Face à la pandémie, c’est l’ensemble de notre système qui est ébranlé : sanitaire, politique, économique, et démocratique. Votre travail intellectuel a justement consisté à penser la complexité et la transdisciplinarité.
Ces crises sont interdépendantes et s’entretiennent les unes les autres. Plus l’une s’aggrave, plus elle aggrave les autres. Si l’une diminue, elle diminuera les autres. Aussi, tant que l’épidémie ne régressera pas, les restrictions seront de plus en plus sensibles et le confinement sera vécu de plus en plus comme un empêchement (de travailler, de faire du sport, d’aller aux réunions et aux spectacles, de soigner ses sciatiques ou ses dents). Plus profondément, cette crise est anthropologique : elle nous révèle la face infirme et vulnérable de la formidable puissance humaine, elle nous révèle que l’unification techno-économique du globe a créé en même temps qu’une interdépendance généralisée, une communauté de destins sans solidarité.
C’est comme si le monde n’entrait plus dans nos grilles d’analyse. Les repères intellectuels aussi sont bousculés.

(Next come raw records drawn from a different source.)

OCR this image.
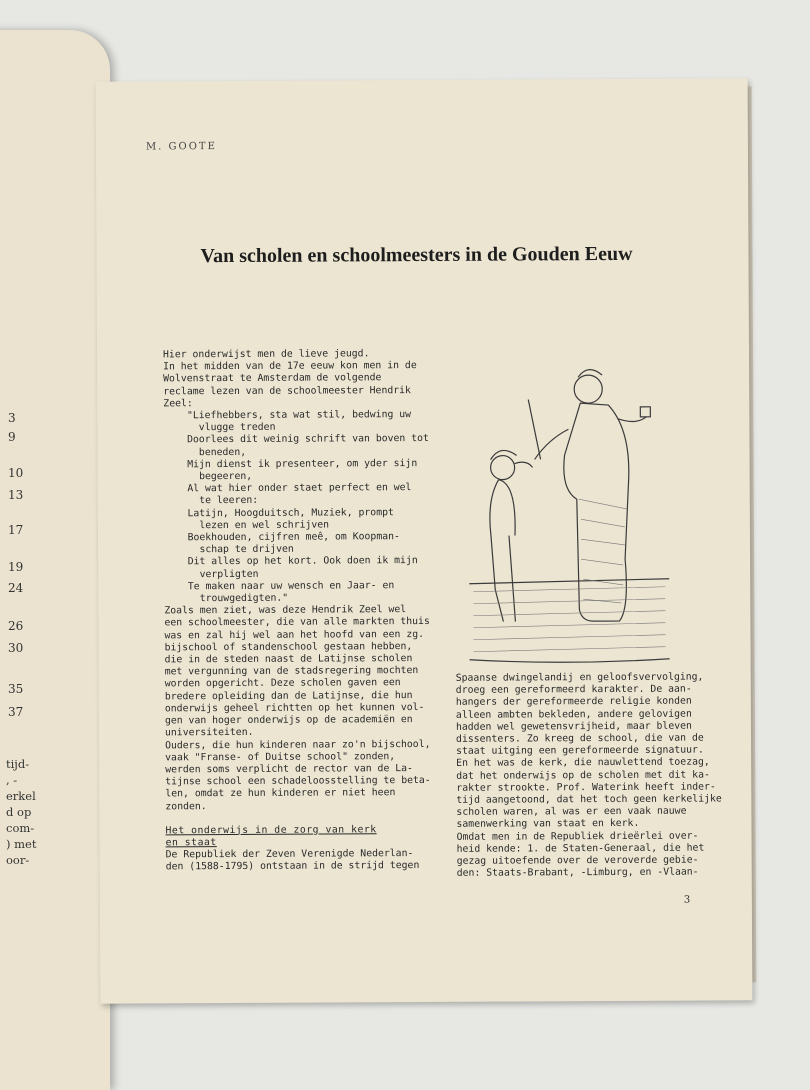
3
9
10
13
17
19
24
26
30
35
37
tijd-
, -
erkel
d op
com-
) met
oor-
M. GOOTE
Van scholen en schoolmeesters in de Gouden Eeuw
Hier onderwijst men de lieve jeugd.
In het midden van de 17e eeuw kon men in de
Wolvenstraat te Amsterdam de volgende
reclame lezen van de schoolmeester Hendrik
Zeel:
"Liefhebbers, sta wat stil, bedwing uw
vlugge treden
Doorlees dit weinig schrift van boven tot
beneden,
Mijn dienst ik presenteer, om yder sijn
begeeren,
Al wat hier onder staet perfect en wel
te leeren:
Latijn, Hoogduitsch, Muziek, prompt
lezen en wel schrijven
Boekhouden, cijfren meê, om Koopman-
schap te drijven
Dit alles op het kort. Ook doen ik mijn
verpligten
Te maken naar uw wensch en Jaar- en
trouwgedigten."
Zoals men ziet, was deze Hendrik Zeel wel
een schoolmeester, die van alle markten thuis
was en zal hij wel aan het hoofd van een zg.
bijschool of standenschool gestaan hebben,
die in de steden naast de Latijnse scholen
met vergunning van de stadsregering mochten
worden opgericht. Deze scholen gaven een
bredere opleiding dan de Latijnse, die hun
onderwijs geheel richtten op het kunnen vol-
gen van hoger onderwijs op de academiën en
universiteiten.
Ouders, die hun kinderen naar zo'n bijschool,
vaak "Franse- of Duitse school" zonden,
werden soms verplicht de rector van de La-
tijnse school een schadeloosstelling te beta-
len, omdat ze hun kinderen er niet heen
zonden.
Het onderwijs in de zorg van kerk
en staat
De Republiek der Zeven Verenigde Nederlan-
den (1588-1795) ontstaan in de strijd tegen
Spaanse dwingelandij en geloofsvervolging,
droeg een gereformeerd karakter. De aan-
hangers der gereformeerde religie konden
alleen ambten bekleden, andere gelovigen
hadden wel gewetensvrijheid, maar bleven
dissenters. Zo kreeg de school, die van de
staat uitging een gereformeerde signatuur.
En het was de kerk, die nauwlettend toezag,
dat het onderwijs op de scholen met dit ka-
rakter strookte. Prof. Waterink heeft inder-
tijd aangetoond, dat het toch geen kerkelijke
scholen waren, al was er een vaak nauwe
samenwerking van staat en kerk.
Omdat men in de Republiek drieërlei over-
heid kende: 1. de Staten-Generaal, die het
gezag uitoefende over de veroverde gebie-
den: Staats-Brabant, -Limburg, en -Vlaan-
3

Cette polycrise devrait susciter une crise de la pensée politique et de la pensée tout court. La phagocytation du politique par l’économique, la phagocytation de l’économique par l’idéologie néolibérale, la phagocytation de l’intelligence réflexive par celle du calcul, tout cela empêche de concevoir les impératifs complexes qui s’imposent : ainsi combiner mondialisation (pour tout ce qui est coopératif) et démondialisation (pour sauver les territoires désertifiés, les autonomies vivrières et sanitaires des nations) ; combiner développement (qui comporte celui, positif, de l’individualisme) et enveloppement (qui est solidarité et communauté) ; combiner croissance et décroissance (en déterminant ce qui doit croître et ce qui doit décroître). La croissance porte en elle la vitalité économique, la décroissance porte en elle le salut écologique et la dépollution généralisée. L’association de ce qui semble contradictoire est ici logiquement nécessaire.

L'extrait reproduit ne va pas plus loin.